With no witnesses and little physical evidence, there were few solid leads for investigators, even with a $35,000 reward and segments on America’s Most Wanted.

But for five years, police and prosecutors continued to pursue the killing of a young person who came to Philadelphia to help, working in a teaching program targeting inner-city children, accepted to a graduate program at Drexel University in Philadelphia.

Now, authorities said Thursday, they finally have enough evidence to file charges against the suspect they have long believed killed Zabel — a man already serving a life sentence for shooting to death his suspected accomplice in the slaying.

“An arrest is imminent,” Capt. James Clark, commander of the Police Homicide Unit, said Thursday night as multiple sources told The Inquirer that a warrant was being prepared for Marcellus Anthony Jones, 35, of North Philadelphia.

Clark said he could not comment further on the case until charges were formally filed, a development that could happen as early as this morning, the sources said.

In recent weeks, the sources said, at least three of Jones’ family members and friends have been interviewed by detectives from the Homicide Special Investigation Unit, which specializes in cold cases.

The break came last month, when detectives received a letter from an acquaintance of Jones’ who said he had knowledge of the case.

The letter led investigators to interview Jones’ family, and at least one told police that Jones had spoken directly about the Zabel killing, the sources said. Investigators also had the family members review grainy surveillance footage of Zabel’s killer fleeing the scene.

Jones — a three-time convicted violent felon who was on parole at the time of Zabel’s death — has long been the prime suspect.

Prosecutors won a life sentence against Jones last year in the shooting death of Tyrek Taylor. They argued that Jones shot Taylor, 20, once in the back of the neck as he got out of his car one morning in front of his mother’s South Philadelphia house, three months after Zabel was killed.

Taylor was the getaway driver in Zabel’s death, they said, and Jones killed him to keep him quiet.

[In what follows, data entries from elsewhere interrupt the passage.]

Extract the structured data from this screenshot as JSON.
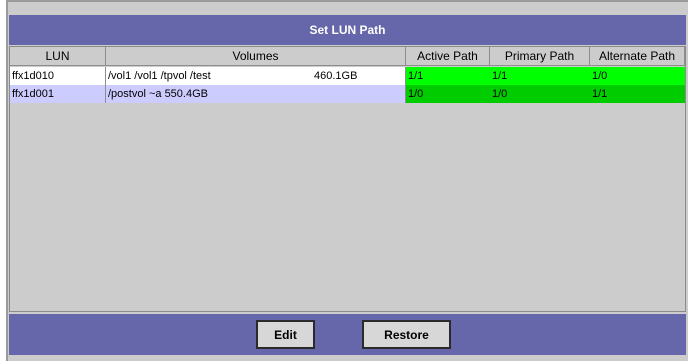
{
  "title": "Set LUN Path",
  "columns": [
    "LUN",
    "Volumes",
    "Active Path",
    "Primary Path",
    "Alternate Path"
  ],
  "rows": [
    {
      "lun": "ffx1d010",
      "volumes": "/vol1 /vol1 /tpvol /test",
      "size": "460.1GB",
      "active": "1/1",
      "primary": "1/1",
      "alternate": "1/0",
      "selected": false
    },
    {
      "lun": "ffx1d001",
      "volumes": "/postvol ~a 550.4GB",
      "size": "",
      "active": "1/0",
      "primary": "1/0",
      "alternate": "1/1",
      "selected": true
    }
  ],
  "buttons": {
    "edit": "Edit",
    "restore": "Restore"
  },
  "colors": {
    "title_bar": "#6666aa",
    "path_bright": "#00ff00",
    "path_dark": "#00cc00",
    "selected_row": "#ccccff"
  }
}
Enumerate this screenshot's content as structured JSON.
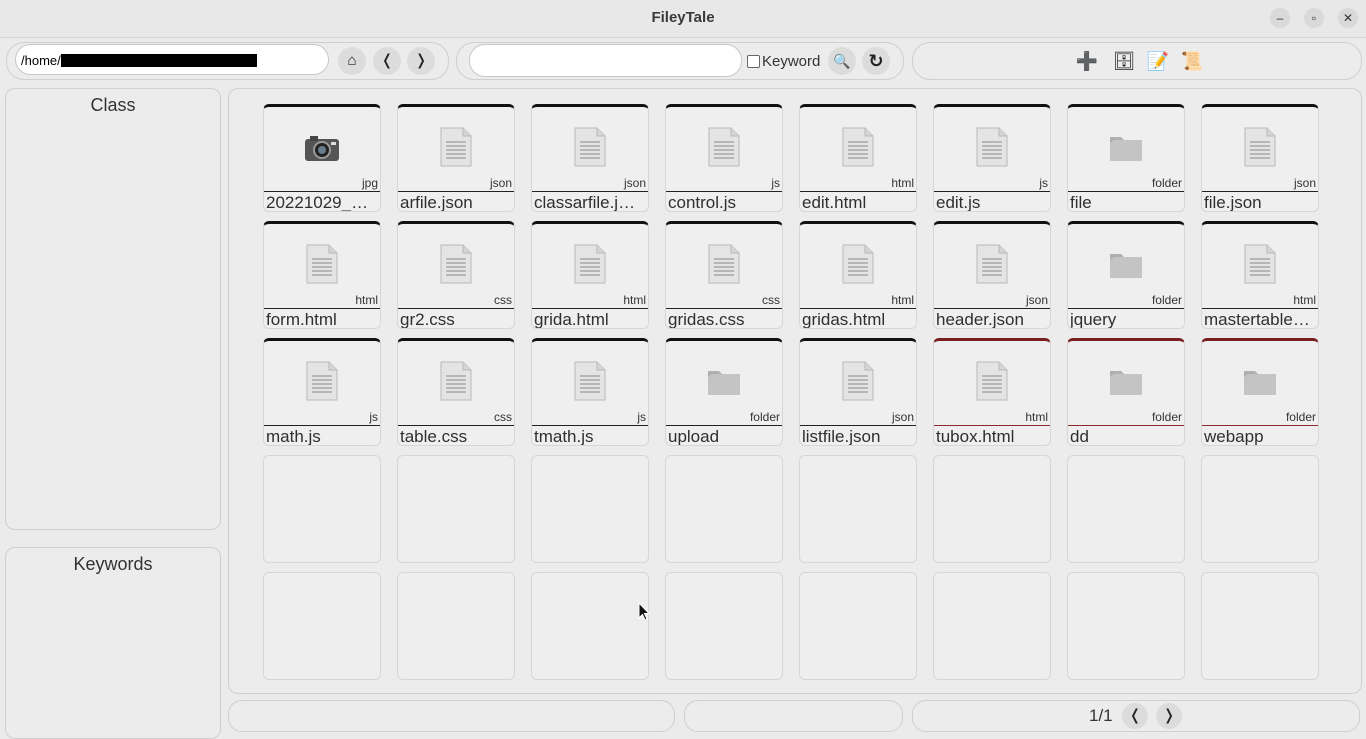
{
  "window": {
    "title": "FileyTale",
    "minimize": "–",
    "maximize": "▫",
    "close": "✕"
  },
  "toolbar": {
    "path_prefix": "/home/",
    "home_icon": "⌂",
    "back_icon": "❬",
    "forward_icon": "❭",
    "search_value": "",
    "keyword_label": "Keyword",
    "keyword_checked": false,
    "search_icon": "🔍",
    "refresh_icon": "↻",
    "add_icon": "➕",
    "cabinet_icon": "🗄",
    "note_icon": "📝",
    "scroll_icon": "📜"
  },
  "sidebar": {
    "class_title": "Class",
    "keywords_title": "Keywords"
  },
  "files": [
    {
      "name": "20221029_…",
      "ext": "jpg",
      "kind": "image",
      "red": false
    },
    {
      "name": "arfile.json",
      "ext": "json",
      "kind": "doc",
      "red": false
    },
    {
      "name": "classarfile.j…",
      "ext": "json",
      "kind": "doc",
      "red": false
    },
    {
      "name": "control.js",
      "ext": "js",
      "kind": "doc",
      "red": false
    },
    {
      "name": "edit.html",
      "ext": "html",
      "kind": "doc",
      "red": false
    },
    {
      "name": "edit.js",
      "ext": "js",
      "kind": "doc",
      "red": false
    },
    {
      "name": "file",
      "ext": "folder",
      "kind": "folder",
      "red": false
    },
    {
      "name": "file.json",
      "ext": "json",
      "kind": "doc",
      "red": false
    },
    {
      "name": "form.html",
      "ext": "html",
      "kind": "doc",
      "red": false
    },
    {
      "name": "gr2.css",
      "ext": "css",
      "kind": "doc",
      "red": false
    },
    {
      "name": "grida.html",
      "ext": "html",
      "kind": "doc",
      "red": false
    },
    {
      "name": "gridas.css",
      "ext": "css",
      "kind": "doc",
      "red": false
    },
    {
      "name": "gridas.html",
      "ext": "html",
      "kind": "doc",
      "red": false
    },
    {
      "name": "header.json",
      "ext": "json",
      "kind": "doc",
      "red": false
    },
    {
      "name": "jquery",
      "ext": "folder",
      "kind": "folder",
      "red": false
    },
    {
      "name": "mastertable…",
      "ext": "html",
      "kind": "doc",
      "red": false
    },
    {
      "name": "math.js",
      "ext": "js",
      "kind": "doc",
      "red": false
    },
    {
      "name": "table.css",
      "ext": "css",
      "kind": "doc",
      "red": false
    },
    {
      "name": "tmath.js",
      "ext": "js",
      "kind": "doc",
      "red": false
    },
    {
      "name": "upload",
      "ext": "folder",
      "kind": "folder",
      "red": false
    },
    {
      "name": "listfile.json",
      "ext": "json",
      "kind": "doc",
      "red": false
    },
    {
      "name": "tubox.html",
      "ext": "html",
      "kind": "doc",
      "red": true
    },
    {
      "name": "dd",
      "ext": "folder",
      "kind": "folder",
      "red": true
    },
    {
      "name": "webapp",
      "ext": "folder",
      "kind": "folder",
      "red": true
    }
  ],
  "pagination": {
    "page_info": "1/1",
    "prev_icon": "❬",
    "next_icon": "❭"
  }
}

A month after Zabel’s slaying, police connected Taylor and Jones to the killing through a cellphone stolen in another South Philadelphia robbery.

At the 2012 trial, prosecutors were able to link the killings of Taylor and Zabel through the testimony of Devonne Brinson, who said Jones had spoken to him about the slayings in jail.

“He told me he had to do it,” Brinson testified about Taylor’s death. “Because [Taylor] might be snitching on him for what they did to the teacher.”

While prosecutors were able to argue that Zabel’s death was Jones’ motive for killing Taylor, they did not have enough evidence to arrest Jones in Zabel’s slaying. And while Brinson’s testimony was crucial, they said they needed at least one more witness.

At the time, investigators said they hoped that with Jones off the street, other witnesses would step forward and provide them with the “final link” they needed. Now it appears that has happened.